FreeMediaOnline.org & Free Media Online Blog, November 28, 2008, San Francisco — Voice of America, a U.S. taxpayer-funded international broadcaster, was off the air with shortwave Hindi radio broadcasts to India during the terrorist attacks in Mumbai.
The decision to silence these radio broadcasts was made earlier this year by the Broadcasting Board of Governors, a U.S. Government agency.
The BBG had also stopped Voice of America radio broadcasts to Russia just 12 days before the Russian military attack on Georgia in August of this year and is refusing to resume shortwave transmission that could reach listeners in the conflict area.
Ending VOA shortwave radio broadcasts to India was not an isolated lapse of judgement. The Broadcasting Board of Governors has established a long record of silencing or reducing VOA radio programs to countries without free media as well as countries vulnerable to ethnic conflicts and terrorist attacks.
BBG members who are appointed by the White House and confirmed by the Senate had previously tried to reduce radio broadcasts to Tibet shortly before major pro-human rights demonstrations there. The BBG also wanted to end Voice of America radio broadcasts to Georgia but that decision has been put on hold after the Russian attack.
When given a chance to reconsider their decision, BBG officials ignored appeals from members of Congress who urged them not to terminate Voice of America radio broadcasts in Hindi to India.

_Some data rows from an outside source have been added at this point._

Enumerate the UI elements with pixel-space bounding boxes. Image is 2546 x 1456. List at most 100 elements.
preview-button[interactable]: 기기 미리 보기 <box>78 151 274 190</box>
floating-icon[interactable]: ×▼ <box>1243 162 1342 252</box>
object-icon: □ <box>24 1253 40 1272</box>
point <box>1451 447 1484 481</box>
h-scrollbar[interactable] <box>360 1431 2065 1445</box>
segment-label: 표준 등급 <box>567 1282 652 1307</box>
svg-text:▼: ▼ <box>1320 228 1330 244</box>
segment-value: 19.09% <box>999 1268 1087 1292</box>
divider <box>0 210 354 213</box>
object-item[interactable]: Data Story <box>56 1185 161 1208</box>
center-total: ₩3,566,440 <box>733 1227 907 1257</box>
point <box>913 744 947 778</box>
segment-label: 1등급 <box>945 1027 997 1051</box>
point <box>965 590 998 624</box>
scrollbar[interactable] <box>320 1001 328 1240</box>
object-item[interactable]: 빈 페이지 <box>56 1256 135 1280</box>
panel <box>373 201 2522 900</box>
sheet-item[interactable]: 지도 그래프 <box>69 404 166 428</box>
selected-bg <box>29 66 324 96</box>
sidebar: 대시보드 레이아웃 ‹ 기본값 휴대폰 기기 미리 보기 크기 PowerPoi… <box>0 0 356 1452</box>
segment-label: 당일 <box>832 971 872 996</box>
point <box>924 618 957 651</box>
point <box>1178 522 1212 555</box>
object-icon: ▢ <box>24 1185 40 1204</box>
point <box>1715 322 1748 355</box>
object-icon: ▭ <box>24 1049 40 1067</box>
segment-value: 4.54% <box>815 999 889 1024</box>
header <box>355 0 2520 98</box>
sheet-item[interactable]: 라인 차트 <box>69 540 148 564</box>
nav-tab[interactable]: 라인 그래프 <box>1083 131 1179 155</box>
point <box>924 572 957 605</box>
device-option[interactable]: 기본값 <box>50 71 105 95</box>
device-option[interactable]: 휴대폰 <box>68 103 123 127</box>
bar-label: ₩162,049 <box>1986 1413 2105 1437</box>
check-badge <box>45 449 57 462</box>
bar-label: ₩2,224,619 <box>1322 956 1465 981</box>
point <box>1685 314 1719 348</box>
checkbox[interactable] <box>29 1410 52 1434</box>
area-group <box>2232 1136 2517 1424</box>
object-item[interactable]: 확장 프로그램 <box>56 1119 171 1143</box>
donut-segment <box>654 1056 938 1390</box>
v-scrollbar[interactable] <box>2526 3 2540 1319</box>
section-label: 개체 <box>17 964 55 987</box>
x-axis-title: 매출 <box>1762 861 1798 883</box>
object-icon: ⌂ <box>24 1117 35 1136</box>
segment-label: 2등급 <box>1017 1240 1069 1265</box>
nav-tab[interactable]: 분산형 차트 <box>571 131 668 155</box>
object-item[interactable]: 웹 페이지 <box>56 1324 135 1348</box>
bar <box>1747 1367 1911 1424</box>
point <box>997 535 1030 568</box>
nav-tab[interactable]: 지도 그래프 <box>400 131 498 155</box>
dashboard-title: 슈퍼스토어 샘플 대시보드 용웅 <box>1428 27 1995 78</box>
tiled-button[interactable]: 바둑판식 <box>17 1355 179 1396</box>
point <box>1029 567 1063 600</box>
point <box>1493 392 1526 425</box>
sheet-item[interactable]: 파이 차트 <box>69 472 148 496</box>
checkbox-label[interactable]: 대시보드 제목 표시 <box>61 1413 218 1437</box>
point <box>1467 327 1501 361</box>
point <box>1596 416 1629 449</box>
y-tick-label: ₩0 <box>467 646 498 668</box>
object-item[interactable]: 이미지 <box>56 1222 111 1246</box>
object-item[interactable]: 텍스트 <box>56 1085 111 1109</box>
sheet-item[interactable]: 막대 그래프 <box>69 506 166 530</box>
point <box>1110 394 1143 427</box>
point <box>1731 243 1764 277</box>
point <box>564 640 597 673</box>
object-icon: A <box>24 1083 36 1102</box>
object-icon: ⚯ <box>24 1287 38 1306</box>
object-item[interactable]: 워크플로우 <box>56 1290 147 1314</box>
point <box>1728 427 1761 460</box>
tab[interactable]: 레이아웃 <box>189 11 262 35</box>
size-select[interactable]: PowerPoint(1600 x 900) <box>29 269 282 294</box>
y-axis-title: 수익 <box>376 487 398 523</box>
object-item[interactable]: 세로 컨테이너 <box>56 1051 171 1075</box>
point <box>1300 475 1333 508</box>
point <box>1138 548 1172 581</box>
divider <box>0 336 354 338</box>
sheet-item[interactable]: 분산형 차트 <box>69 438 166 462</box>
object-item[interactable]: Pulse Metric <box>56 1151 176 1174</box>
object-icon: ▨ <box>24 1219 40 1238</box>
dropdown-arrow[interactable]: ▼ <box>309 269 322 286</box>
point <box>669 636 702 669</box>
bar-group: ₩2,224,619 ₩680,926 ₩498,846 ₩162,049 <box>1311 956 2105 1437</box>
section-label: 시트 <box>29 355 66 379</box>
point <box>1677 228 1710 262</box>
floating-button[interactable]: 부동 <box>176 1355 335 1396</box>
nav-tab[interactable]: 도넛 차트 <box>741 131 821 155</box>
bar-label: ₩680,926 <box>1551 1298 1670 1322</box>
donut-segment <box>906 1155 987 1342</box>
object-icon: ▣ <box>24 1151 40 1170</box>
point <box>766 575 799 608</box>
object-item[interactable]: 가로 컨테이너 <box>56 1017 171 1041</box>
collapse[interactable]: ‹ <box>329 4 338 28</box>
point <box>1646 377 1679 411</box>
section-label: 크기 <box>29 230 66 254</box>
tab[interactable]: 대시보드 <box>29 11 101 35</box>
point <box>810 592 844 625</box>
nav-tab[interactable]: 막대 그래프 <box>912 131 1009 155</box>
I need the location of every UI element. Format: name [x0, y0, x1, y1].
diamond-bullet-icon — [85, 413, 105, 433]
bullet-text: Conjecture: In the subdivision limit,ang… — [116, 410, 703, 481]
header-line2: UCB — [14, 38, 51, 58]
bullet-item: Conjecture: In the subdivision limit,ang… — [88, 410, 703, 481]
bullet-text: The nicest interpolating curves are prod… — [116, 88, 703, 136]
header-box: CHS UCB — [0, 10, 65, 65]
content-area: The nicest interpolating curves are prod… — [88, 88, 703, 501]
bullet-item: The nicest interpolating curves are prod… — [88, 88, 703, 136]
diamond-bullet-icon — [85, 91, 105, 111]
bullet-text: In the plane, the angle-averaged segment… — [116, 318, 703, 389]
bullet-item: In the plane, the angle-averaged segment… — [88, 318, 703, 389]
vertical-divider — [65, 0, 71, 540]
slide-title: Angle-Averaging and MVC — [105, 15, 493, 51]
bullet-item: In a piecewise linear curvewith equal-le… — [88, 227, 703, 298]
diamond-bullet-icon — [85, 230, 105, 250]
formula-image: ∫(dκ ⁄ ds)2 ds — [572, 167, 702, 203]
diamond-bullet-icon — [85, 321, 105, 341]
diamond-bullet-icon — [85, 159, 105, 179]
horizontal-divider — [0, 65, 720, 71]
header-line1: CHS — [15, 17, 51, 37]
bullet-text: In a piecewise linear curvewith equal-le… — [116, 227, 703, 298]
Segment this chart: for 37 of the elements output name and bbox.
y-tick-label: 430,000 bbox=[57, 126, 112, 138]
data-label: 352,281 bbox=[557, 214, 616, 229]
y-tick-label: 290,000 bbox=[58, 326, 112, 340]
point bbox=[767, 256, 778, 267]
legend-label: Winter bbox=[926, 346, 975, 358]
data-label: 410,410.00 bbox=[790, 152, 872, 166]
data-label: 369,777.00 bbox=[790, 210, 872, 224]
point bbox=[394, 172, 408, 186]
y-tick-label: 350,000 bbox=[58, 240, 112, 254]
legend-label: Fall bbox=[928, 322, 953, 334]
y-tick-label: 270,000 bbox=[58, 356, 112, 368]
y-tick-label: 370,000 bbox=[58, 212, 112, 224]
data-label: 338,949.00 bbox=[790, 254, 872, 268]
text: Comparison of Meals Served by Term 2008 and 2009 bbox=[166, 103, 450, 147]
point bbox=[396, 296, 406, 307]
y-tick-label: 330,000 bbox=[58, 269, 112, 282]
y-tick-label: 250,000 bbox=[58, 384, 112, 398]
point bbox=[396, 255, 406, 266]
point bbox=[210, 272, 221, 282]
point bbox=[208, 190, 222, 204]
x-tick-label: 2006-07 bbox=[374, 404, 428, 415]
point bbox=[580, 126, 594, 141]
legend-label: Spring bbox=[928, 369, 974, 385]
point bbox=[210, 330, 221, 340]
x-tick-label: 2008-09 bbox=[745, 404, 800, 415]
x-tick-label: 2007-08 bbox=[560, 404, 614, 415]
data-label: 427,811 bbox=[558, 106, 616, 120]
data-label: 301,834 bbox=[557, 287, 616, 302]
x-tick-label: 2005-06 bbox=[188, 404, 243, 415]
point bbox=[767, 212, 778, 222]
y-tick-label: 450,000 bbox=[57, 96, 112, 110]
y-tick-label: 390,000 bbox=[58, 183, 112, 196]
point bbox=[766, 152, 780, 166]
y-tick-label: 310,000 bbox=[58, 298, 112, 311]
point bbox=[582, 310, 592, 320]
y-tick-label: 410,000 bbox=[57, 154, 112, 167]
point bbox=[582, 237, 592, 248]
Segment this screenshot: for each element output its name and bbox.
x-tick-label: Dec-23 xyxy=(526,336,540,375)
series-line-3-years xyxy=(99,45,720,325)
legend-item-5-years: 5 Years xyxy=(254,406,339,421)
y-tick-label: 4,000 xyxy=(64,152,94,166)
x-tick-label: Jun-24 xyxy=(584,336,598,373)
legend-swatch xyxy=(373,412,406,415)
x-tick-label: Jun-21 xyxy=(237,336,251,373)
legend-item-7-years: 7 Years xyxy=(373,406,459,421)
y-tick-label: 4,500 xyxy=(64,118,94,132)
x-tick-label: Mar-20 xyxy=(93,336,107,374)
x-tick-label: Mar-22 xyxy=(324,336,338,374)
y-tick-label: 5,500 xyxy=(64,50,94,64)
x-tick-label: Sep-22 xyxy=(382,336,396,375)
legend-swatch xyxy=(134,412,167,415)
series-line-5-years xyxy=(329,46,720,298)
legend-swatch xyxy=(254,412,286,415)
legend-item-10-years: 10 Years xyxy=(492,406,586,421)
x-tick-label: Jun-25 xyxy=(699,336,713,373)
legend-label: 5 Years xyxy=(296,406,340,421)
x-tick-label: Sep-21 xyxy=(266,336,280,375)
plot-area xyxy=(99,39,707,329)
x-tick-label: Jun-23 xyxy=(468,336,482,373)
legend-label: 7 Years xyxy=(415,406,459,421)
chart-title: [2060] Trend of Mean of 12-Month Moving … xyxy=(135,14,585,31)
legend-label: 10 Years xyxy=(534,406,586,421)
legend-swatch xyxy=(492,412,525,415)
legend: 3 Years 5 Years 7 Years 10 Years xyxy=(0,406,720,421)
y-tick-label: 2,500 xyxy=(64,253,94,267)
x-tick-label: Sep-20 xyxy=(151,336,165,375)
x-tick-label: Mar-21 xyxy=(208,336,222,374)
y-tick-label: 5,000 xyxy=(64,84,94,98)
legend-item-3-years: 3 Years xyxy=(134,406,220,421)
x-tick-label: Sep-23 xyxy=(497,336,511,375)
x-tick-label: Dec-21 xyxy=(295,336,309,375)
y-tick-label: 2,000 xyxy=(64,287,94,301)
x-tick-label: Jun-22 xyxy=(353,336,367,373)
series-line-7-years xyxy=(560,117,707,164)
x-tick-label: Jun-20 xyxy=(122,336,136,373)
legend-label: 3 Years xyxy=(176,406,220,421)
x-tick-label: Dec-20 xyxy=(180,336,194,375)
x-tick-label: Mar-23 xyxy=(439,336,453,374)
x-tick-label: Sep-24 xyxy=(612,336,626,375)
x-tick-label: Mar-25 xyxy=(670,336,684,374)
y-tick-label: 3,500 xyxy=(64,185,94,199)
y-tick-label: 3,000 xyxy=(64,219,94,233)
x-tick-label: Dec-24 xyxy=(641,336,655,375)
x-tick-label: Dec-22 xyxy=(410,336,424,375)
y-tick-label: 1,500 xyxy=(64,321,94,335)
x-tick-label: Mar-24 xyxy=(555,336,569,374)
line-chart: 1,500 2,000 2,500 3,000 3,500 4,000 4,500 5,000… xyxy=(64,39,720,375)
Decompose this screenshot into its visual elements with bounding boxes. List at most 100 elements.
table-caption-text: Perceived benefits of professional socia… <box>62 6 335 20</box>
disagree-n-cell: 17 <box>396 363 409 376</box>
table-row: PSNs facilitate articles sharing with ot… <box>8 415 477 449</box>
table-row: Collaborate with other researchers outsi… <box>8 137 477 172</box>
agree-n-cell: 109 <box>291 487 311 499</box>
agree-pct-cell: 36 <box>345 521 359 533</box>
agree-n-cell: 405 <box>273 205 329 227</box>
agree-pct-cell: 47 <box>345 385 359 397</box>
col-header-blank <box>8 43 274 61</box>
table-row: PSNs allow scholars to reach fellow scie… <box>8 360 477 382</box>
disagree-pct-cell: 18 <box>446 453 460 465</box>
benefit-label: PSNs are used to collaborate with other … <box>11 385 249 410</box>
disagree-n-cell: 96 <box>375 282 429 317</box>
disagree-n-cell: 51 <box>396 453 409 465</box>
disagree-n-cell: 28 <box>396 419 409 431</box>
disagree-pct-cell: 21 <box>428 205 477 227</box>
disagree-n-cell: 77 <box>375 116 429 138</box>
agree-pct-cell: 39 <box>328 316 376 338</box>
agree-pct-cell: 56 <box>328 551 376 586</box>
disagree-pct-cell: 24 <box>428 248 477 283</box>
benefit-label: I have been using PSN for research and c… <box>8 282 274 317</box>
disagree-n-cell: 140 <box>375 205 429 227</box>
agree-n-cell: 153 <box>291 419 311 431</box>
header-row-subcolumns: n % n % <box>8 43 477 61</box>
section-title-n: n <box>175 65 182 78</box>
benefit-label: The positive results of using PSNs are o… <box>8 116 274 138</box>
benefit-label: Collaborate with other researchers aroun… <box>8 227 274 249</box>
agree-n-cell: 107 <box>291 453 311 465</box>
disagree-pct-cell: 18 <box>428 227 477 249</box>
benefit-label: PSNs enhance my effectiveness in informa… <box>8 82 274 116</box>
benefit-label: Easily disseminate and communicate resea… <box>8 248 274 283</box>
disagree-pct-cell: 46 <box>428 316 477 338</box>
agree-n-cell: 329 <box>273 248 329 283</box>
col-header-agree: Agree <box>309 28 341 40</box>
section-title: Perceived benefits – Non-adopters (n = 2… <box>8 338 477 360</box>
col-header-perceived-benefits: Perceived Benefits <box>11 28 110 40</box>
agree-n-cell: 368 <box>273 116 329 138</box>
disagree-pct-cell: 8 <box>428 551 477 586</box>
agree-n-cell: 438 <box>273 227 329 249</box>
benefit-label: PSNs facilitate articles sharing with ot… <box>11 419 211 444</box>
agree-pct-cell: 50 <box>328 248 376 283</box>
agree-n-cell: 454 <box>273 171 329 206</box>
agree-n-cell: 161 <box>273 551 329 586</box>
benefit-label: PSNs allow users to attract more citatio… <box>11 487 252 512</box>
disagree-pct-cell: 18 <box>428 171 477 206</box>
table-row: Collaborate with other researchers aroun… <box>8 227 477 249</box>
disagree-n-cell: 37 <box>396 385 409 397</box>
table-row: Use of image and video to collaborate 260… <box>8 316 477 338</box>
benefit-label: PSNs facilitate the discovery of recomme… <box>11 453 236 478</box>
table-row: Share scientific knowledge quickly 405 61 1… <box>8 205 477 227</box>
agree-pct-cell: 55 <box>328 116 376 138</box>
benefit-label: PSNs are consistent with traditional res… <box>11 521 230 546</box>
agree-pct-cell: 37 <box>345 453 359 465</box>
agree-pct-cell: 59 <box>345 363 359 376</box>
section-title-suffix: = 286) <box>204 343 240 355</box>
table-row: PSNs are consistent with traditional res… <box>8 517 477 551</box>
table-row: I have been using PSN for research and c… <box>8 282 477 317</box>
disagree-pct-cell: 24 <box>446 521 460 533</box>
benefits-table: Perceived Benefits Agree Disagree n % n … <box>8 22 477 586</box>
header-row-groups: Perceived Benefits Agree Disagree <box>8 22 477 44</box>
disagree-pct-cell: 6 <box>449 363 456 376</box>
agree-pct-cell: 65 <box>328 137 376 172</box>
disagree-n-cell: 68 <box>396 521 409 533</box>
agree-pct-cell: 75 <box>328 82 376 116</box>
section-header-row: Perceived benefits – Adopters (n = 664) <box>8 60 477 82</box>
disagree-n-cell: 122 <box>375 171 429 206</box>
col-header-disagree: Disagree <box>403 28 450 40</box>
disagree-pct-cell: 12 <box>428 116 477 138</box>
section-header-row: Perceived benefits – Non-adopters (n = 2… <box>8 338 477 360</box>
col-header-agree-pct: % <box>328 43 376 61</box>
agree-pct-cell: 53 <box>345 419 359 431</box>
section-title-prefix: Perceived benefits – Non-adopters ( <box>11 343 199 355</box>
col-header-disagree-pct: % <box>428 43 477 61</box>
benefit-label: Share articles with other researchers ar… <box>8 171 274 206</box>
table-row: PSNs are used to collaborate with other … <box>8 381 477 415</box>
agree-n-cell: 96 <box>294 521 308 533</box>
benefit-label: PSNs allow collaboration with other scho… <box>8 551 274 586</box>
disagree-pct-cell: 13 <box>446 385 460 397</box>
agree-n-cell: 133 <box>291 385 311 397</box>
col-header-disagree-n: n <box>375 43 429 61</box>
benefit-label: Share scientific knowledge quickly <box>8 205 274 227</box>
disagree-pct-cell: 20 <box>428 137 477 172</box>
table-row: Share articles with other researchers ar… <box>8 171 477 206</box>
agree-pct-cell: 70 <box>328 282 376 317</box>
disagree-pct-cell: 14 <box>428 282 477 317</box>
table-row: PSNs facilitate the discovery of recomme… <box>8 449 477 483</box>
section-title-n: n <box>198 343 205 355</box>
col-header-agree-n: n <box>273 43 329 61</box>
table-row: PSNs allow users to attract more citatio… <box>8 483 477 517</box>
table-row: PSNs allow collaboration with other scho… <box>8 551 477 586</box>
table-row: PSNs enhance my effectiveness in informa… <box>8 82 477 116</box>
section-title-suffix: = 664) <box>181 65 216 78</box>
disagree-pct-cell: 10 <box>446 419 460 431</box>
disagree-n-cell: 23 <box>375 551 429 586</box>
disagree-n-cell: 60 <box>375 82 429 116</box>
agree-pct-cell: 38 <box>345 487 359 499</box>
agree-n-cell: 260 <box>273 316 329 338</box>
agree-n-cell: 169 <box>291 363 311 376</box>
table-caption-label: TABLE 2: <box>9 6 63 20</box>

BBG officials insisted that short and infrequent TV reports and a VOA website will be sufficient for audiences in India.
Democrats selected for the Broadcasting Board of Governors, including Ted Kaufman who was recently appointed to be the US Senator from Delaware, joined forces with neoconservative Republicans to steer money away from Voice of America broadcasts and use them to finance highly controversial and scandal-ridden operations broadcasting to the Middle East, including Alhurra Television and Radio Sawa.
Kaufman and former BBG chairman James K. Glassman, a neoconservative Republican who is now the Under Secretary of State for Public Diplomacy, repeatedly voted to end VOA Hindi radio transmissions to India, Russia, and other countries. They were joined by other Democrat and Republican BBG members.
For years, both Democrats and neoconservative Republicans on the BBG have been in favor of privatizing US international broadcasting. Only one Republican voted against the cuts in VOA radio broadcasts, which also included reductions in Voice of America English programs.
Critics point out that the BBG has established a solid record of terminating and reducing programs to countries shortly before major wars, conflicts, demonstrations or terrorist attacks. Ted Lipien, president of a media freedom nonprofit, FreeMediaOnline.org, said that based on the BBG performance so far, the National Security Council, the CIA, the State Department, and the Department of Homeland Security can study BBG decisions on program cuts to reliably predict where the next international crisis will take place.
Voice of America radio broadcasts to Russia, Georgia, Ukraine, Tibet, China, Uzbekistan and India have all been at one point either completely terminated or targeted by the Broadcasting Board of Governors for cuts and reductions. The BBG was forced to abandon or scale down some of these cuts due to outside criticism, but VOA Hindi radio programs were already off the air when the terrorists struck in Mumbai.